Ein Ratschen, das Streichholz geht an, die Flamme lodert, so klein und trotzdem so mächtig. Sie züngelt, als ich sie an das Papier halte, und dann beobachte ich, wie sie ihr Werk tut. Wie nichts als Asche bleibt. Aus meinen Gedanken wurden Worte, die nun verbrennen und wieder zu Gedanken werden. Aber jetzt habe ich das Gefühl, sie gesagt zu haben. Still und doch so laut.

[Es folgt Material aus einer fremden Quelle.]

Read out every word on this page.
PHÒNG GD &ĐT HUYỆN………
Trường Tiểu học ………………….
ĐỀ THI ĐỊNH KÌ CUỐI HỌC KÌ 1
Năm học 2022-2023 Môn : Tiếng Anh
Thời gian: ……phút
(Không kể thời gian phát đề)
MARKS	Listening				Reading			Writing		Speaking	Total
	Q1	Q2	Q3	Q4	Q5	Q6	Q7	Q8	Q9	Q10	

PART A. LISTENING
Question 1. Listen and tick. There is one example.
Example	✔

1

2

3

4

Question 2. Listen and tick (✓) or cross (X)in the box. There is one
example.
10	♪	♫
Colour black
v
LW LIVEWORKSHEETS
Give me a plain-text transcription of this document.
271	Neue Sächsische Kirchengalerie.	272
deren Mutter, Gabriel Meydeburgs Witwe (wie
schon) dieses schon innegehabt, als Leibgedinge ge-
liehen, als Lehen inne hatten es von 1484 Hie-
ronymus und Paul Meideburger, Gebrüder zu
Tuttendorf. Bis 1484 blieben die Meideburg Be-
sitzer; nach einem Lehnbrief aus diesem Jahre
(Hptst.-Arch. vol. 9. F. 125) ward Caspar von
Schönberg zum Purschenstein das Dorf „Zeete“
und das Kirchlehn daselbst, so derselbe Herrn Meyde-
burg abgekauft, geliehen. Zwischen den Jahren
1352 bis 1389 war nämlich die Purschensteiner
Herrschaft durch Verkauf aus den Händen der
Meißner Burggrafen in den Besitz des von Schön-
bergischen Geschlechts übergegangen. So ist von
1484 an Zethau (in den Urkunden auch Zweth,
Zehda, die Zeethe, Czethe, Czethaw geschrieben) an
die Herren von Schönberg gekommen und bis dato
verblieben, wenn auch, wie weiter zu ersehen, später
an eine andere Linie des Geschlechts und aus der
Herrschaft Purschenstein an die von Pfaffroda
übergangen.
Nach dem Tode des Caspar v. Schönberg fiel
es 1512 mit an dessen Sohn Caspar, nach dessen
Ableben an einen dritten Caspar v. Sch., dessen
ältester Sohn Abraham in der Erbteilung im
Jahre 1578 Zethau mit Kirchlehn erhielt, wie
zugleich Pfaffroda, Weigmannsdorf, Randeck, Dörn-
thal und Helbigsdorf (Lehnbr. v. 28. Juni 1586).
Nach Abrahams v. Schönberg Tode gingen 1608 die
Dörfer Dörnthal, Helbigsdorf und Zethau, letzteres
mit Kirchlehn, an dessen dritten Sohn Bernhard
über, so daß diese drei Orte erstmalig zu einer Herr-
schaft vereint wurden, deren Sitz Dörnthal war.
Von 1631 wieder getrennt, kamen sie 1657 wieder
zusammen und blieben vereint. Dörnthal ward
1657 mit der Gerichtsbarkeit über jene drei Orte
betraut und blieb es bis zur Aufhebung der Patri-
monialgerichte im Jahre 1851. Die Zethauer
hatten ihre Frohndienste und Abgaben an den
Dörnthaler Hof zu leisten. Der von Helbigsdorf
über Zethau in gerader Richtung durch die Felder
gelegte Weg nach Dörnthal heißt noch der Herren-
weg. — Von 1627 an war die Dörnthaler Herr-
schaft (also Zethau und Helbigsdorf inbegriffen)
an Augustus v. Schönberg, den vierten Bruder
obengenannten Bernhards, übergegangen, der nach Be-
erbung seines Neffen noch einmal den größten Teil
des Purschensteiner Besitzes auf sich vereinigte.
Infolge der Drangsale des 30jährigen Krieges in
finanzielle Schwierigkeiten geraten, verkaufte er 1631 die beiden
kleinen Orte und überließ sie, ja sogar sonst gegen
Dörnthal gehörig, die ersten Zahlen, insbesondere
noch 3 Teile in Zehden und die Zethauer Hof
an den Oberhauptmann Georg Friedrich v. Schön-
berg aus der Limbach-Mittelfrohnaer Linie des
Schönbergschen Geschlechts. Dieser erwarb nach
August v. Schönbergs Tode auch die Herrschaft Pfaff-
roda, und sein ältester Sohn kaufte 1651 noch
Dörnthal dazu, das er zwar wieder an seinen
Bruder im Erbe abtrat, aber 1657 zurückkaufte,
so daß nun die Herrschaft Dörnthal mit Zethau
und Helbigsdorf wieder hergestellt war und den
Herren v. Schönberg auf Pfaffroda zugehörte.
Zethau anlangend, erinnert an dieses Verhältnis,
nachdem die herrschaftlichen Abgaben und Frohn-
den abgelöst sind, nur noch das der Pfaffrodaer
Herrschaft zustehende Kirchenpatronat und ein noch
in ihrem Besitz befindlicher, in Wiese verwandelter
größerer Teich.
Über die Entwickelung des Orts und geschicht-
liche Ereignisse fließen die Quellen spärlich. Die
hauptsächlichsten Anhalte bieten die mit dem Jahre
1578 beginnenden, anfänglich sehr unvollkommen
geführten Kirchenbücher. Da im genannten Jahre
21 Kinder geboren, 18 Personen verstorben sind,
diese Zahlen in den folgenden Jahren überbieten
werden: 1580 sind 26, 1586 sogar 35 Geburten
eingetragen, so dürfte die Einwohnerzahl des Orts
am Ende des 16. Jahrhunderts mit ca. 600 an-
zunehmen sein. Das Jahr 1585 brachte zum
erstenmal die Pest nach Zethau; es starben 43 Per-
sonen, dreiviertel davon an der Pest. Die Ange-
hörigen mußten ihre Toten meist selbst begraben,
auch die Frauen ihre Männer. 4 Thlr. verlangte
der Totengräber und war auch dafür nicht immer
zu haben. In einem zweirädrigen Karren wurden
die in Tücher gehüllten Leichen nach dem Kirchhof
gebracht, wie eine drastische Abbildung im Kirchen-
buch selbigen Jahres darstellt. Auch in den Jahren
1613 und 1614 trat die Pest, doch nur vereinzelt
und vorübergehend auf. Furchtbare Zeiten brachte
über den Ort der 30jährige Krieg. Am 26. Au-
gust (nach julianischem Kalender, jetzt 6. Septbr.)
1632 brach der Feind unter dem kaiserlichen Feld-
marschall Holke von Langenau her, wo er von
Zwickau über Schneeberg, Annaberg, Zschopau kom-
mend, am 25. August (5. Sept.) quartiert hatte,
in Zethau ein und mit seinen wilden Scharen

Als die letzte Flamme erlischt und mich im Halbdunkel zurücklässt, als ein Windhauch die letzten Fetzen mit sich fortträgt, gehe ich zurück ins Zimmer. Lauschend stehe ich da, aber es ist vollkommen ruhig im Haus. Meine Eltern haben nicht versucht, mit mir zu reden, sie kamen nicht nach oben. Vielleicht geben sie es jetzt auf, weil ich sowieso nicht antworte. Weil ich es nicht kann. Ich glaube, ich kann meine Gedanken nicht mehr aussprechen, ich glaube, ich würde die Töne nicht mehr finden. Ich weiß nicht mehr, wie man spricht, es fühlt sich an, als hätte ich es nie gewusst. Es ist kein Automatismus mehr. Nein, es ist etwas, für das mir die Anleitung fehlt.